Ce changement s’explique en partie par un déséquilibre inédit entre appels de fonds et distributions. Selon Bain & Company, les retours sur NAV (Net Asset Value) ont chuté à 9–12 %, contre 22–24 % dix ans plus tôt. Résultat, les distributions ne couvrent plus les appels et le « net cash flow » devient négatif.

Pour de nombreux LPs, fonds de pension, assureurs, fonds souverains, cela signifie une impasse. Ils doivent soit puiser dans d’autres lignes budgétaires, soit retarder de nouveaux engagements. Soit vendre. Ce déséquilibre alimente mécaniquement l’essor du marché secondaire. La vente de parts devient une variable d’ajustement comptable autant qu’une stratégie de gestion du risque.

Côté GPs, la stratégie évolue aussi. Le nombre moyen de participations en portefeuille a doublé en dix ans. Les sorties classiques (IPO, M&A) ralentissent. Pour rester exposés à leurs meilleurs actifs tout en répondant aux besoins de liquidité des LPs, les gestionnaires montent des vehicules de continuation, vendent en strip, utilisent le NAV lending. Ces outils, naguère réservés aux situations complexes, deviennent des standards.

La frontière entre marché primaire et secondaire s’efface. De nombreux deals secondaires concernent aujourd’hui des actifs sains, des participations premium, parfois même renforcées par les GPs existants. Le marché secondaire n’est plus l’antichambre des opportunités ratées, il devient le prolongement stratégique des fonds, à la fois outil de sortie, de liquidité et de re-underwriting.

Et pour les startups ?

Ce changement de paradigme a des effets en cascade.
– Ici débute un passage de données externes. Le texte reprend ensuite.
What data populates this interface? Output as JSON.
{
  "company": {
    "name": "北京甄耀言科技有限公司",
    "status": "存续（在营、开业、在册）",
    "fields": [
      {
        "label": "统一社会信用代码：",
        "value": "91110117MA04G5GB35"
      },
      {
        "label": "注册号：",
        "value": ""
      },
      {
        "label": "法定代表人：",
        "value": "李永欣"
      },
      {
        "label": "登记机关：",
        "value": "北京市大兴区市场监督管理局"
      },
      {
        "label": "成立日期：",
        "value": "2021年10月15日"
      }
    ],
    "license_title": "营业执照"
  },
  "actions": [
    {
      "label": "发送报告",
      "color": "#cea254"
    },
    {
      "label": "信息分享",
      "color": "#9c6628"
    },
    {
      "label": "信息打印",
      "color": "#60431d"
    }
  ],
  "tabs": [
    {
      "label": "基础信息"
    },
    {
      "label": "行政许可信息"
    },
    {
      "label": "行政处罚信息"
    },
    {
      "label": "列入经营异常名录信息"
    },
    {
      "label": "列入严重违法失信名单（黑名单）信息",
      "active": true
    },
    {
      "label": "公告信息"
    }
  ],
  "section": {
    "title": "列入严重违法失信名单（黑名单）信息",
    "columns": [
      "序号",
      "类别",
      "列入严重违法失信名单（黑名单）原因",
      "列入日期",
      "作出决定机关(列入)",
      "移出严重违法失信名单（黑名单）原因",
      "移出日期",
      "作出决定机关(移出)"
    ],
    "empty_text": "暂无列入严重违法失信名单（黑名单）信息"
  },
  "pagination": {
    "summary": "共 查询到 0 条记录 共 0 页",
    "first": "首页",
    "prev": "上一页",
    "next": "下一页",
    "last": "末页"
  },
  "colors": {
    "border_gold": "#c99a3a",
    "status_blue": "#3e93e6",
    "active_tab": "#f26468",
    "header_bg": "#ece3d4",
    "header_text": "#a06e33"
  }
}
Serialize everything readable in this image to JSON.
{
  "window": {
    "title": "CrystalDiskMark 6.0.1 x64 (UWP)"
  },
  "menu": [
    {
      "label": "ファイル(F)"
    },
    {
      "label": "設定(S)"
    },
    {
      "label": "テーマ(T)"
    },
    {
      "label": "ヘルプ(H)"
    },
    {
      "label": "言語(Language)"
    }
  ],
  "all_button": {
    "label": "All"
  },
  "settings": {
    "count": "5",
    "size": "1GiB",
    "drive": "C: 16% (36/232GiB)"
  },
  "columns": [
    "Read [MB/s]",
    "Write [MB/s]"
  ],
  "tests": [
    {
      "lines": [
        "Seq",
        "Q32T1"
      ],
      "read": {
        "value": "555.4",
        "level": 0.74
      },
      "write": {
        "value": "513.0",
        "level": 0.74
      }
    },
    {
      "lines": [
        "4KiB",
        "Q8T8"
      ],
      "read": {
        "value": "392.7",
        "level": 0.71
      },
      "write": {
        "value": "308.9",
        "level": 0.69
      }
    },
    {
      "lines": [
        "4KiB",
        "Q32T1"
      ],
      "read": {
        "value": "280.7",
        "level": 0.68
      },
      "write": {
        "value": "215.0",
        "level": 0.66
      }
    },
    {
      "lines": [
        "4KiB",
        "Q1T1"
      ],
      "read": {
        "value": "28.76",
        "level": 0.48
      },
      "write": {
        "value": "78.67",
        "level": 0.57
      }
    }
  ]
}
Moins de liquidité en amont = plus de sélectivité à l’entrée.

Dans les phases early-stage, la raréfaction des distributions pèse sur les tickets Seed et Serie A. Les GPs réduisent leur rythme d’investissement, priorisent les modèles rentables plus rapidement, et resserrent leurs critères. L’argent est plus lent, plus cher, plus exigeant.

Dans les phases de scale, les levées deviennent plus composites. De nouveaux entrants (fonds secondaires, co-investisseurs, SPVs) prennent des parts dans des deals structurés. Certaines startups voient leur capital bouger sans avoir levé officiellement. D’autres participent à des processus de liquidité partielle pour les fondateurs ou salariés clés.

Enfin, pour les startups matures, les sorties sont repoussées. Mais cela ouvre aussi la porte à de nouvelles formes de financement. Les single-asset continuation vehicles permettent de refinancer une pépite, tout en assurant un alignement stratégique avec les anciens investisseurs. Ces montages apportent du cash et de la visibilité, au prix d’une gouvernance parfois plus complexe.